Comparison of P GCW14 to commonly used promoters in P. pastoris
Promoter length can vary from 100 to 1,000 bp and the promoter regions for organisms with a compact genome are often defined as 1000, 800, or 600 bp upstream of the transcriptional start site (Kristiansson et al. 2009). To obtain a region with high promoter activity and avoid the restriction enzyme sites located between 1000 bp and 800 bp upstream of the start codon, A 822 bp segment was selected and cloned as the promoter of GCW14. The transcriptional activity of the GCW14 promoter was compared to other commonly used promoters (P TEF1 and P GAP ), with EGFP as the reporter protein. Increasing the gene copy number generally increases the expression level of heterologous proteins but can sometimes result in a decreased protein yield (Cos et al. 2005; Hohenblum et al. 2004). To circumvent gene dosage effects on the expression level analysis, only strains harboring a single copy of the EGFP gene were selected for further study. We initially screened P pastoris transformants using 96-well plate culturing. Transformants were grouped by fluorescence levels after 24 h of cultivation; those with high fluorescence levels were selected for a second round of cultivation and genomic DNA isolation. EGFP copy number was determined using qPCR. The copy number of EGFP gene in recombinant P. pastoris X33/P AOX1 -EGFP, X33/P GAP -EGFP, X33/P GCW14 -EGFP, and X33/P TEF1 -EGFP were 1.14 ± 0.02, 0.94 ± 0.03, 1.1 ± 0.01, and 1.17 ± 0.02, respectively. These results indicated that each recombinant P. pastoris strain contained a single copy of the EGFP gene. Subsequently, the transformants with a single copy of the EGFP expression cassette were selected for promoter activity study.
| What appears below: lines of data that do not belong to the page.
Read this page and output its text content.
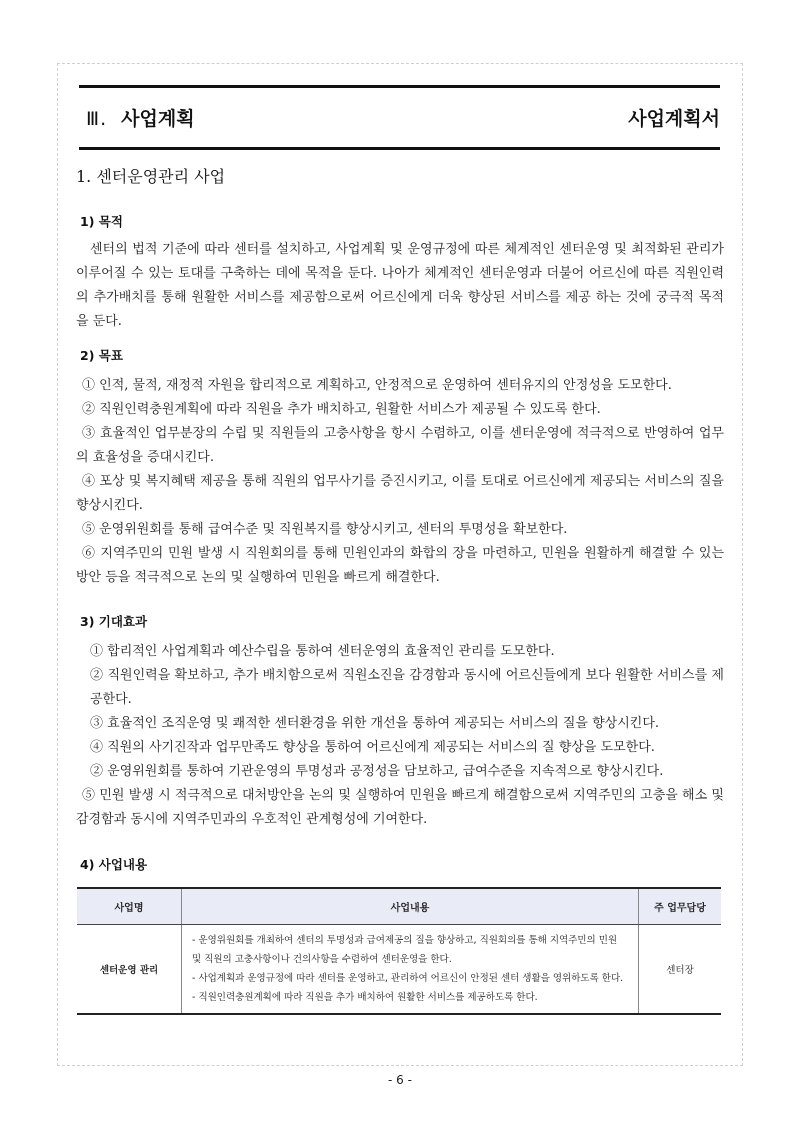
Ⅲ. 사업계획	사업계획서
1. 센터운영관리 사업
1) 목적

센터의 법적 기준에 따라 센터를 설치하고, 사업계획 및 운영규정에 따른 체계적인 센터운영 및 최적화된 관리가 이루어질 수 있는 토대를 구축하는 데에 목적을 둔다. 나아가 체계적인 센터운영과 더불어 어르신에 따른 직원인력의 추가배치를 통해 원활한 서비스를 제공함으로써 어르신에게 더욱 향상된 서비스를 제공 하는 것에 궁극적 목적을 둔다.

2) 목표
① 인적, 물적, 재정적 자원을 합리적으로 계획하고, 안정적으로 운영하여 센터유지의 안정성을 도모한다.
② 직원인력충원계획에 따라 직원을 추가 배치하고, 원활한 서비스가 제공될 수 있도록 한다.
③ 효율적인 업무분장의 수립 및 직원들의 고충사항을 항시 수렴하고, 이를 센터운영에 적극적으로 반영하여 업무의 효율성을 증대시킨다.
④ 포상 및 복지혜택 제공을 통해 직원의 업무사기를 증진시키고, 이를 토대로 어르신에게 제공되는 서비스의 질을 향상시킨다.
⑤ 운영위원회를 통해 급여수준 및 직원복지를 향상시키고, 센터의 투명성을 확보한다.
⑥ 지역주민의 민원 발생 시 직원회의를 통해 민원인과의 화합의 장을 마련하고, 민원을 원활하게 해결할 수 있는 방안 등을 적극적으로 논의 및 실행하여 민원을 빠르게 해결한다.
3) 기대효과
① 합리적인 사업계획과 예산수립을 통하여 센터운영의 효율적인 관리를 도모한다.
② 직원인력을 확보하고, 추가 배치함으로써 직원소진을 감경함과 동시에 어르신들에게 보다 원활한 서비스를 제공한다.
③ 효율적인 조직운영 및 쾌적한 센터환경을 위한 개선을 통하여 제공되는 서비스의 질을 향상시킨다.
④ 직원의 사기진작과 업무만족도 향상을 통하여 어르신에게 제공되는 서비스의 질 향상을 도모한다.
② 운영위원회를 통하여 기관운영의 투명성과 공정성을 담보하고, 급여수준을 지속적으로 향상시킨다.
⑤ 민원 발생 시 적극적으로 대처방안을 논의 및 실행하여 민원을 빠르게 해결함으로써 지역주민의 고충을 해소 및 감경함과 동시에 지역주민과의 우호적인 관계형성에 기여한다.
4) 사업내용
사업명	사업내용	주 업무담당
센터운영 관리	- 운영위원회를 개최하여 센터의 투명성과 급여제공의 질을 향상하고, 직원회의를 통해 지역주민의 민원 및 직원의 고충사항이나 건의사항을 수렴하여 센터운영을 한다.

- 사업계획과 운영규정에 따라 센터를 운영하고, 관리하여 어르신이 안정된 센터 생활을 영위하도록 한다.

- 직원인력충원계획에 따라 직원을 추가 배치하여 원활한 서비스를 제공하도록 한다.	센터장
- 6 -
To compare the expression of EGFP from P GCW14 and other constitutive promoters (P TEF1 and P GAP ), transformants were cultivated in shake-flasks using glucose, glycerol or methanol (Fig. 2). EGFP expression from P GCW14 was also compared with expression from P AOX1 with methanol as sole carbon source. As shown in Fig. 2c, EGFP expression from a P AOX1 transformant cultivated in BMMY medium was about 50 % higher than expression from P GCW14 . Throughout the cultivation procedure, the OD600 values of the transformants were similar on the different single-carbon sources. However, regardless of carbon source, the secreted relative fluorescence units (RFU) of EGFP from the P GCW14 transformants were higher than that from the P TEF1 and P GAP transformants. The secreted fluorescence from the P GCW14 transformant was about ten times higher than P GAP transformants on glycerol and methanol and five times higher than those transformants on glucose. The secreted fluorescence from P GCW14 transformants was 30–60 % higher than from P TEF1 transformants (Fig. 2). These results suggested that the novel promoter P GCW14 was a strong constitutive promoter over the conditions tested in this study that might offer an additional constitutive promoter for expression of recombinant proteins in P. pastoris.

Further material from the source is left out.